I recently received a copy of a poem that was written about my 4th-great-grandfather and his family as they prepared to leave Ireland for America in the early 1830s. It was written by a friend of the family, a teacher named McKinney. Shanvalley is mentioned twice as the family's home, and I was able to narrow it down to Shanvalley/Magherashanvalley in Castlefin, Donaghmore, Donegal, with the help of marriage records, all from neighboring parishes slightly before or after (since one of the children left Ireland 8 years after the others) the rough date of the poem.

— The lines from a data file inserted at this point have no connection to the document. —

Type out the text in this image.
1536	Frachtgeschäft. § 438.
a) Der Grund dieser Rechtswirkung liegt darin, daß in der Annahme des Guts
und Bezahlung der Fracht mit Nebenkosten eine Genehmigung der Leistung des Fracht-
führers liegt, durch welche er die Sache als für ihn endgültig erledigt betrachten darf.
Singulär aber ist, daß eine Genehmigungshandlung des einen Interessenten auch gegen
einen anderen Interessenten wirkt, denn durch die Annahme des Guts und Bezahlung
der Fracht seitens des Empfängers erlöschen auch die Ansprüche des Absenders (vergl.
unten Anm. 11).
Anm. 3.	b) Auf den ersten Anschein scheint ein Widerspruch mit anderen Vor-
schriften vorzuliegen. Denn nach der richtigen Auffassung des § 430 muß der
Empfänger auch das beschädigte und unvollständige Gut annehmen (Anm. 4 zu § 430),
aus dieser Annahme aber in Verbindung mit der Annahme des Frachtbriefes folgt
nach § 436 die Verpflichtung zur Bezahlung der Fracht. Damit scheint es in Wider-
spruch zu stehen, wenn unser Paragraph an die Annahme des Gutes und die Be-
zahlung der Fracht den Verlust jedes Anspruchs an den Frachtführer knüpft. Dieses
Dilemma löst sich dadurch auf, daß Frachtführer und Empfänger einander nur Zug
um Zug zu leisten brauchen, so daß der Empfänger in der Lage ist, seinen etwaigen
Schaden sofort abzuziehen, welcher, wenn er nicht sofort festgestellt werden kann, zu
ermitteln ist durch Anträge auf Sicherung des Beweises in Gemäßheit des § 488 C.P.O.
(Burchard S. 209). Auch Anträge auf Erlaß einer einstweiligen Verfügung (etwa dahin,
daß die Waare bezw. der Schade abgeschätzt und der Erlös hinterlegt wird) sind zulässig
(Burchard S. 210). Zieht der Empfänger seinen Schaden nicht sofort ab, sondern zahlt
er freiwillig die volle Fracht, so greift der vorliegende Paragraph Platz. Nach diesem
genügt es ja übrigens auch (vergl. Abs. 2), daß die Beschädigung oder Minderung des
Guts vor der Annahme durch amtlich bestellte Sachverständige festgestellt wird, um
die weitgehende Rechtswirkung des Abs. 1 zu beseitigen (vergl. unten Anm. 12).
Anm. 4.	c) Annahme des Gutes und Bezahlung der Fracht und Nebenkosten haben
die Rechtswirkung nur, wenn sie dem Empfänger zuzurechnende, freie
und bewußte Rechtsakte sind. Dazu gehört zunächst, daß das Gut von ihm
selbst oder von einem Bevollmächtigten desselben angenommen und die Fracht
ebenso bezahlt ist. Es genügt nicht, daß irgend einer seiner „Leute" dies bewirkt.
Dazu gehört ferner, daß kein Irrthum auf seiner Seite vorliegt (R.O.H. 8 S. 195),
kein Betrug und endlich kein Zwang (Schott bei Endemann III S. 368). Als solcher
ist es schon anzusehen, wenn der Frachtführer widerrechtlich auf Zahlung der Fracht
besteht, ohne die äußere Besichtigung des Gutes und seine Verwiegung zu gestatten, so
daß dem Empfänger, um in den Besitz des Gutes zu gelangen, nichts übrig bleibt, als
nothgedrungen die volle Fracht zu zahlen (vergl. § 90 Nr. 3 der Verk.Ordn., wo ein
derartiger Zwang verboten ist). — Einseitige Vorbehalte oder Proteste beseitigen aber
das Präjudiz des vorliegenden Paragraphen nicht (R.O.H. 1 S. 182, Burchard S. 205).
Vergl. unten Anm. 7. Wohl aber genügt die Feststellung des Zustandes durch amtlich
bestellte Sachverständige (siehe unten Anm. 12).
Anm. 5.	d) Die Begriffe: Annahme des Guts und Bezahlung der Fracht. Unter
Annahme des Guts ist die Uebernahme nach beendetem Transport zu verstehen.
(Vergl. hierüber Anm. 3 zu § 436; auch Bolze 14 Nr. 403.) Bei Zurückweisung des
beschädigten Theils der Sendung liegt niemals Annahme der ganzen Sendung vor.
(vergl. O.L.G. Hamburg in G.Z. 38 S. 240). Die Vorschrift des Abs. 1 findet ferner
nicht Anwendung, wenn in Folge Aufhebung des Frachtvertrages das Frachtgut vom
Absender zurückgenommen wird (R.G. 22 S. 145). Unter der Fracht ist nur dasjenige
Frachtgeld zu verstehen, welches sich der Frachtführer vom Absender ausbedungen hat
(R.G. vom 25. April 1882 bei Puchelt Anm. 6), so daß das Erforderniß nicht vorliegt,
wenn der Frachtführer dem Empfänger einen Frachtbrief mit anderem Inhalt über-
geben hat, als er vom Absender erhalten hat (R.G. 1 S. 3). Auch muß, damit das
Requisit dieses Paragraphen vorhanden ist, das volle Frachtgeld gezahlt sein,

Shanvalley once the pride of all these parts,
And flourish’d long beneath the Race of Harts
As if in sorrow at their going away,
Now clouded seems, and falling to decay.
The fertile fields and meads so gay so green,
Where winter’s withered face could scarce be seen,
A different aspect here of late assumes
All of their verdant beauties clad in gloom.

Here oft the needy and the neighboring poor
Found sure relief and still an open door;
The stranger too benighted sought the road,
To Mr. Hart’s of Shanvalley’s abode.
But now no more the sprightly dance or songs,
In blameless mirth, goes round the cheerful throng.
No more at setting sun or rising moon,
We hear the Viol’s brisk enlivening tune.


The Mr. Hart in question is Samuel Hart (abt 1789-1857). The poem goes on, with all of the children getting about a stanza each. Samuel was married in St. Columb's Parish, Co. Derry, in 1807 to Charlotte Marrow. On the 1826 Tithe Applotment for Donaghmore, Samuel appears in Magherashanvalley, as does a James Hart (I'm assuming a brother), and a Thomas Hart is listed next, living in Corcullien (I'm assuming his father, since his eldest son is named Thomas, and his third son is named Samuel Jr, which follows the traditional naming patterns). A newspaper article from 1925 about a family reunion held by Samuel's grandchildren in Michigan mentions that the family traced its lineage back to Scotland, where it emigrated from in 1785 - with Samuel being born in 1789 or so, his father would've been born in Scotland, and though I've seen a dozen or so Thomas Harts on the records in Scotland prior to 1785, I haven't found any other documents to help narrow it down, or to link anyone else to Samuel, and I've found no birth/baptism records for Samuel or any of his children.


With all of that said, I'm interested in finding any information on Shanvalley, any of the three Harts listed on the Donaghmore Tithe Applotment, as well as any information about teachers in that area and time period named McKinney. The copy of the poem I received is a copy of a copy of a typed copy that Samuel's son, Moses, had made sometime from the original before his death in 1896, possibly before they left New York for Michigan in 1856. Of Samuel's nine children, I've talked to descendants of five of them, and we've each spent at least several years of researching to get back as far as we have.